Atualmente, as redes só são punidas quando descumprem uma ordem judicial para a retirada do conteúdo.
O julgamento decidirá, portanto, se o artigo 19 é, ou não, constitucional, e em quais situações as empresas podem sofrer sanções por conteúdos ilegais publicados pelos usuários delas.
O julgamento terá repercussão geral. Ou seja, o que for decidido pelos ministros do Supremo Tribunal Federal vai ser seguido por todos os tribunais do país.
No início do julgamento, o presidente do STF, ministro Luiz Roberto Barroso, afirmou que chegou a hora de o Supremo decidir a matéria. E que a Corte aguardou uma legislação, que não veio.

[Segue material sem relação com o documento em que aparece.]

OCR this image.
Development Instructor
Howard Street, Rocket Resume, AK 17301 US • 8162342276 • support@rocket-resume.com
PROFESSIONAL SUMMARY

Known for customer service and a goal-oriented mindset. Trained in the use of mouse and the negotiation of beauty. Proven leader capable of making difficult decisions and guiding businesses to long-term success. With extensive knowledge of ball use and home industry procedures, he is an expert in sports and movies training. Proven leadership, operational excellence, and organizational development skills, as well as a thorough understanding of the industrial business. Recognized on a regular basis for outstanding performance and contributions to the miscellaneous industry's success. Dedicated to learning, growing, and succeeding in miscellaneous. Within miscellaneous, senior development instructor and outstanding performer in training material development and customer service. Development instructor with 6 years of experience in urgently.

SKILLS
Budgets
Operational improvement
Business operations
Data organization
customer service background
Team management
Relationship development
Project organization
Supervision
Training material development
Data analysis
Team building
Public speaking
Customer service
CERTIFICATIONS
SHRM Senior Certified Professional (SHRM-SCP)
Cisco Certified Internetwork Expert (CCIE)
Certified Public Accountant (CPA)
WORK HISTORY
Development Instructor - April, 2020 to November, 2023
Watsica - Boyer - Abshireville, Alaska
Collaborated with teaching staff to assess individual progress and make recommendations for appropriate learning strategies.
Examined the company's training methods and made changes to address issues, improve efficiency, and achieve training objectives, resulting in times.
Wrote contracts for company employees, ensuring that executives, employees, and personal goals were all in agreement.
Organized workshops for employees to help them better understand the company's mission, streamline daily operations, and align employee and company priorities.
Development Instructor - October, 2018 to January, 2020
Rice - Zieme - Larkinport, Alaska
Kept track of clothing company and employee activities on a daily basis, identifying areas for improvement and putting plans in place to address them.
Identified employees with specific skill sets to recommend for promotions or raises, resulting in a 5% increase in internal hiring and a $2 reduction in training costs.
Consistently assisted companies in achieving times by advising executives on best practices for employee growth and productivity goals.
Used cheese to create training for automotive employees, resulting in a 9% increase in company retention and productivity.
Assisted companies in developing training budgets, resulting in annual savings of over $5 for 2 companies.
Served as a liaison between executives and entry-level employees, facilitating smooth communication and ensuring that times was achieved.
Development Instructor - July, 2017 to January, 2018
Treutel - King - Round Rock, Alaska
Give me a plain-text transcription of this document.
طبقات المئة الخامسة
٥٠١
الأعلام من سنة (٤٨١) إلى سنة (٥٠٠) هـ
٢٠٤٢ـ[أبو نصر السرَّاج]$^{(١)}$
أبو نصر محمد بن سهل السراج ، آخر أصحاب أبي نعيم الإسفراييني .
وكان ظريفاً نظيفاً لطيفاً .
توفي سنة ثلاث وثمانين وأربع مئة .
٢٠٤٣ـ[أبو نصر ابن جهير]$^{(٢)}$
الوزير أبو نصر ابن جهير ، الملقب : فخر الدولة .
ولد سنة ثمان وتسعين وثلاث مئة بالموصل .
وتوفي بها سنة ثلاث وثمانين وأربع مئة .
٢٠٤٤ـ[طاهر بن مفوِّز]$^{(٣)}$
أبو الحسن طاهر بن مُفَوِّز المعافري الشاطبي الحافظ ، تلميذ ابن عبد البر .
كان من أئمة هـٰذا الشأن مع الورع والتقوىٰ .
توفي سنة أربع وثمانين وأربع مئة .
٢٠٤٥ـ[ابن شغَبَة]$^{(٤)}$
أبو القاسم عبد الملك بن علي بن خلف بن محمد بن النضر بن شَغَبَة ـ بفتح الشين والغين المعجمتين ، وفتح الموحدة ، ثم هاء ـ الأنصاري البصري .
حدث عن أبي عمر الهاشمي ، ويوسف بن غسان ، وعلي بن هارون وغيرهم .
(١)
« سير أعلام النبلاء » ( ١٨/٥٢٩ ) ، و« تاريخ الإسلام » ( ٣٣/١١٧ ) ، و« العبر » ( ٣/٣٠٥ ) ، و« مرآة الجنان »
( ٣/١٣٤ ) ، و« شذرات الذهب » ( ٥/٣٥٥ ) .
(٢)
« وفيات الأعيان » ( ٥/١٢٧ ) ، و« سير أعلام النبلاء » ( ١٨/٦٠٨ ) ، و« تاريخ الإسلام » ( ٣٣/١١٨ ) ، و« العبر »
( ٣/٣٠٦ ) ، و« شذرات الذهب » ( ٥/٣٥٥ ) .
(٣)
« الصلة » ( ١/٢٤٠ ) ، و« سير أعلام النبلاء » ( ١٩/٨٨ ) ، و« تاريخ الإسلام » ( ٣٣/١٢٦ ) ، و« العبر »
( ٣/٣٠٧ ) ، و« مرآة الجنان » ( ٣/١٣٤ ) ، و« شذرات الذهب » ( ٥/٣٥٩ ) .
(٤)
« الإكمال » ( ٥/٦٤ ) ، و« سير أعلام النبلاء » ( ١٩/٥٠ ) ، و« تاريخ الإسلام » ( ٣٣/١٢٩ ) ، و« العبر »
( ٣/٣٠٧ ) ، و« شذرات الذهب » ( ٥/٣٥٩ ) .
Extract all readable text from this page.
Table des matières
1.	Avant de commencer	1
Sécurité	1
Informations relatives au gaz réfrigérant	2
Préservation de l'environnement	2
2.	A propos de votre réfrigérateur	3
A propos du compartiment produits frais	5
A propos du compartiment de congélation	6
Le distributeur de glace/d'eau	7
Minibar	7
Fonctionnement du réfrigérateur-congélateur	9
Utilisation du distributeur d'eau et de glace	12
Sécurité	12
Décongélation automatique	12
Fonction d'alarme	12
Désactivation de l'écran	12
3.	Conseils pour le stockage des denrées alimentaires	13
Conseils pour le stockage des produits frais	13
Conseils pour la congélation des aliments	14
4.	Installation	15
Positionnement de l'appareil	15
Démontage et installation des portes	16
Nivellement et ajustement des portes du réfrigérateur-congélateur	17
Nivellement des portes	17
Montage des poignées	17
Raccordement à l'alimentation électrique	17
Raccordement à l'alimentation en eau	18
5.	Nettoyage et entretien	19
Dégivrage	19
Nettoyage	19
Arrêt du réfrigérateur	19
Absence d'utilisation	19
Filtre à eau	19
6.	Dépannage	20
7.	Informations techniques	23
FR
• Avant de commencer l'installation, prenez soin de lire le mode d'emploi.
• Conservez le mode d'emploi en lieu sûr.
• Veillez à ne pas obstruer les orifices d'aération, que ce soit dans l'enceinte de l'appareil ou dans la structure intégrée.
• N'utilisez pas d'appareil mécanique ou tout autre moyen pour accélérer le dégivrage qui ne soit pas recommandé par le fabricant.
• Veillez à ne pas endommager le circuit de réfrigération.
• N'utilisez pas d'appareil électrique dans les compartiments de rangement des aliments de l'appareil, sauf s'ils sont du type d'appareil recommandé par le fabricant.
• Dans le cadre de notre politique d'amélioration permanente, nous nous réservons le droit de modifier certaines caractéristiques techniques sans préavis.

"Uma discussão importante. O tribunal aguardou por um período bastante razoável a sobrevinda de legislação por parte do Poder Legislativo e, não ocorrendo, chegou a hora de decidirmos essa matéria”, diz o presidente do STF.
A regulamentação das plataformas digitais está em debate no Congresso Nacional desde 2020. Em 2022, o Senado aprovou um projeto para regulamentar as redes. A proposta foi enviada à Câmara, que no ano passado adiou a votação por falta de consenso entre os deputados.
Em maio deste ano, o plenário aprovou um pedido para que o projeto fosse votado com urgência, mas até hoje isso não aconteceu.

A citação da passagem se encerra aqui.